The following code works
@throws(classOf[IKodaMLException])
def soMergeTarget1( oldTargetIdx: Double, newTargetIdx: Double): RDDLabeledPoint =
{
try
{
logger.trace("\n\n--sparseOperationRenameTargetsInNumeriOrder--\n\n")
val oldTargetIdxb=spark.sparkContext.broadcast(oldTargetIdx)
val newTargetIdxb=spark.sparkContext.broadcast(newTargetIdx)
val newdata:RDD[(LabeledPoint,Int,String)] = sparseData.map
{
r =>
val currentLabel: Double = r._1.label
currentLabel match
{
case x if x == oldTargetIdxb.value =>
val newtrgt=newTargetIdxb.value
(new LabeledPoint(newtrgt, r._1.features), r._2, r._3)
case _ => r
}
}
val newtargetmap=ilp.targetMap.filter(e=> !(e._2 == oldTargetIdx))
oldTargetIdxb.destroy
newTargetIdxb.destroy
new RDDLabeledPoint(newdata,copyColumnMap,newtargetmap,ilp.name)
}
But, having destroyed the broadcast variables at the end of the method, the newtrgt
variable in the RDD is also destroyed.
The trouble is that once the RDD is returned from this method it could be used by any analyst in any code.
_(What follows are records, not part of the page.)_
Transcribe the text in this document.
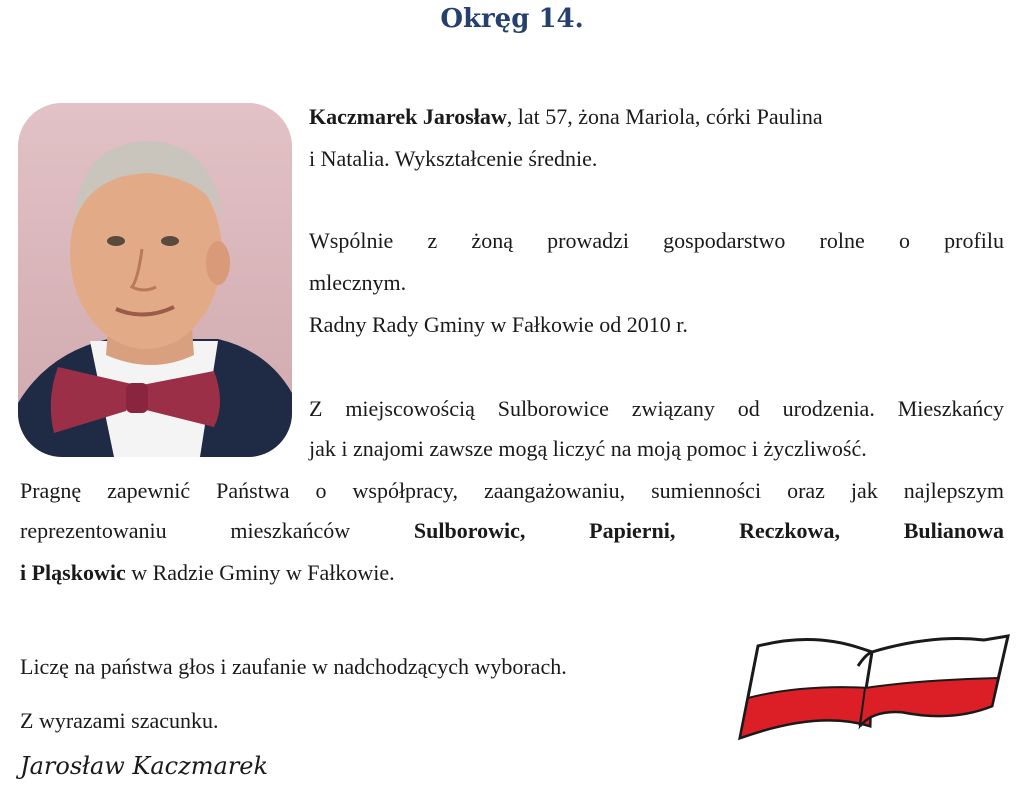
Okręg 14.

Kaczmarek Jarosław, lat 57, żona Mariola, córki Paulina

i Natalia. Wykształcenie średnie.

Wspólnie z żoną prowadzi gospodarstwo rolne o profilu

mlecznym.

Radny Rady Gminy w Fałkowie od 2010 r.

Z miejscowością Sulborowice związany od urodzenia. Mieszkańcy

jak i znajomi zawsze mogą liczyć na moją pomoc i życzliwość.

Pragnę zapewnić Państwa o współpracy, zaangażowaniu, sumienności oraz jak najlepszym

reprezentowaniu mieszkańców	Sulborowic,	Papierni,	Reczkowa,	Bulianowa

i Pląskowic w Radzie Gminy w Fałkowie.

Liczę na państwa głos i zaufanie w nadchodzących wyborach.

Z wyrazami szacunku.

Jarosław Kaczmarek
So, I seem to have lost all control of the broadcast variables.
Questions:
If I don't destroy the variables, will spark destroy them when reference to the RDD disappears?
(Perhaps a naive question but....) I tried a little hack val newtrgt=oldTargetIdxb.value + 1 -1
thinking that might create a new reference that is distinct from the broadcast variable. It didn't work. I must admit that surprised me. Can someone explain why the hack didn't work (I'm not suggesting it was a good idea, but I am curious).